Documents you need to incorporate
The forms you’ll need are all available online. However, if you’ve decided to use an attorney to help you incorporate, it’s still wise to have a working knowledge of the documents you’ll need to form your corporation. Here’s a list of legal documents you should be aware of:
- Certificate of incorporation — This is your initial charter that is filed with the Secretary of State. The charter requires some basic background info, sets out legal requirements and the general purpose of your company.
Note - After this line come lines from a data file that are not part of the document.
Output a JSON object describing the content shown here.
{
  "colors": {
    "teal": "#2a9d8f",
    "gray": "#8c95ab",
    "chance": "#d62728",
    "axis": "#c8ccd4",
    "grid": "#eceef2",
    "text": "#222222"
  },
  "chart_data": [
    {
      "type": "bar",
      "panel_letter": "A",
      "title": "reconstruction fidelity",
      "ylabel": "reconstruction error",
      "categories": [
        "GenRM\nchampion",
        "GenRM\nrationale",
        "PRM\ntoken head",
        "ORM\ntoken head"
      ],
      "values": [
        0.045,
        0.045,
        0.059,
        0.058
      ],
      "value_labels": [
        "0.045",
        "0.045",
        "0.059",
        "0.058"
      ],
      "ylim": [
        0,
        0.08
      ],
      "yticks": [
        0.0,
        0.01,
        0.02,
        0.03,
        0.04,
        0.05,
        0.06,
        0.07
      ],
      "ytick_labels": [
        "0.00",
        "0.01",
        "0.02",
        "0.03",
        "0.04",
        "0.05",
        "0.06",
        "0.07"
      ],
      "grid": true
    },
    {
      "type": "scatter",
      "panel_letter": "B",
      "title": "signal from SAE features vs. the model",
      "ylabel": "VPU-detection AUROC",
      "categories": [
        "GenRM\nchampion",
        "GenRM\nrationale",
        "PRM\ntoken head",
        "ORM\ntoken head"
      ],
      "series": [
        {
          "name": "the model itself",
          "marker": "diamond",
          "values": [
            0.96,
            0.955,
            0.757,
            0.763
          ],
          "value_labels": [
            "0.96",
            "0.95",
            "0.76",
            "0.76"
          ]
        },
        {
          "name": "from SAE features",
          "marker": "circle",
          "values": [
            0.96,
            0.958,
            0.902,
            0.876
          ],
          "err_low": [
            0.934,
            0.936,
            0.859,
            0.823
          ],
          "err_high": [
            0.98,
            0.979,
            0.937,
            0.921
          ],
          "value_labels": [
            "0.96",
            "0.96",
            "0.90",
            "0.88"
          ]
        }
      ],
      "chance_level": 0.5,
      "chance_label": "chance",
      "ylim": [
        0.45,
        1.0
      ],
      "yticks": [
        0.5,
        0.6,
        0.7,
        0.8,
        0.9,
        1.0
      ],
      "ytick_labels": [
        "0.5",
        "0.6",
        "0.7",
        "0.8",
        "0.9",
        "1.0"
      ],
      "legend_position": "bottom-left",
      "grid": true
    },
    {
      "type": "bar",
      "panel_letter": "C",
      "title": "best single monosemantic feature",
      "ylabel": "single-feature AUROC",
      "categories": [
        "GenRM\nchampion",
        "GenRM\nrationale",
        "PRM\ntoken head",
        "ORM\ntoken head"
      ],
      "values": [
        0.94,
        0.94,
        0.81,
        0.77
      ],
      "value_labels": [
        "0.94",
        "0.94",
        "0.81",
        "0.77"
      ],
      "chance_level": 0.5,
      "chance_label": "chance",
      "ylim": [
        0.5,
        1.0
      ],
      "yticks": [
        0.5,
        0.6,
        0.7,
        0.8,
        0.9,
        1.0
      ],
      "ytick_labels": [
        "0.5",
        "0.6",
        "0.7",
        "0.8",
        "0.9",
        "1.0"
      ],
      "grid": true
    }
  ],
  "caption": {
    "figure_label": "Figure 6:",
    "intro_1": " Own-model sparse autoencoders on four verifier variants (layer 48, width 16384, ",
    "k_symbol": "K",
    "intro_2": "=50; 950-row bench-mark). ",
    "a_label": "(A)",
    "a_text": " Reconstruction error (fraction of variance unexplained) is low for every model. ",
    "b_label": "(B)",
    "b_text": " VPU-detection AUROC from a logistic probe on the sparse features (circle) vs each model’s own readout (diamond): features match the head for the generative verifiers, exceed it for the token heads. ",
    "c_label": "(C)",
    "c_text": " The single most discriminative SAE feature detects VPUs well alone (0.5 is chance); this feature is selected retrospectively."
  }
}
- Action by sole incorporator — This is a procedural document that appoints you, the founder, as the initial director of the company.
- Board action by unanimous written consent in lieu of organizational meeting — This is a legal process where all board members can approve a decision in writing, rather than a formal meeting. Especially when there is unanimous agreement with board members, this document can be used without an in-person meeting.
- Bylaws — These establish the framework for how your company’s board, officers and stockholders should perform duties and operations.
- Founder common stock purchase agreement (SPA) — Use this to validate the sale of common stock from the corporation to the founders. Stock is usually sold at a nominal price and is paid for in cash or IP.
- Founders preferred stock purchase agreement — This is a contract where founders can purchase a special class of stock that converts to preferred stock when sold to investors during a funding round, an acquisition or IPO. This allows founders to achieve liquidity without selling common stock, which could impact valuation.
- 83(b) elections — Use this tax document to enable founders to pay taxes on their unvested shares immediately rather than waiting until shares vest and are worth significantly more.
- Proprietary information and inventions agreement (PIIA) — This document confirms the corporate ownership of founders’ and employee’s IP.
- Capitalization table — Use this document to track each person’s or investor’s stock holdings in your company, as well as the stock plan pool.
Final thoughts
Why investors favor C-Corps
There’s one big reason why nearly every venture-backed company registers as a C-Corp: Your investors are likely to demand it. That’s because the “pass-through” tax status of an LLC or an S-Corp means the investors would have to pay taxes on their share of your company’s profits. That’s an administrative headache most investors won’t want.
The fact that S-Corps and LLCs require each owner to file a separate tax form that documents the income realized from the company is “a huge turn-off for venture capitalists,” says Amerson.
Simply put, becoming a C-Corp can open more avenues for fundraising.
Prepare for funding
For tech startups preparing for seed funding after incorporation, focus on creating a compelling pitch deck and ensuring all corporate documents are prepared for due diligence. Life sciences startups should also prepare for potential grant applications, as well as venture capital pitches. Both sectors should be ready to clearly articulate their IP strategy and market potential.
With the countless decisions you’ll need to make as a first-time founder, how to incorporate should be near the top of the list. Fully vet your options and get as much help as you need with the paperwork. It will be worth it sooner than you think.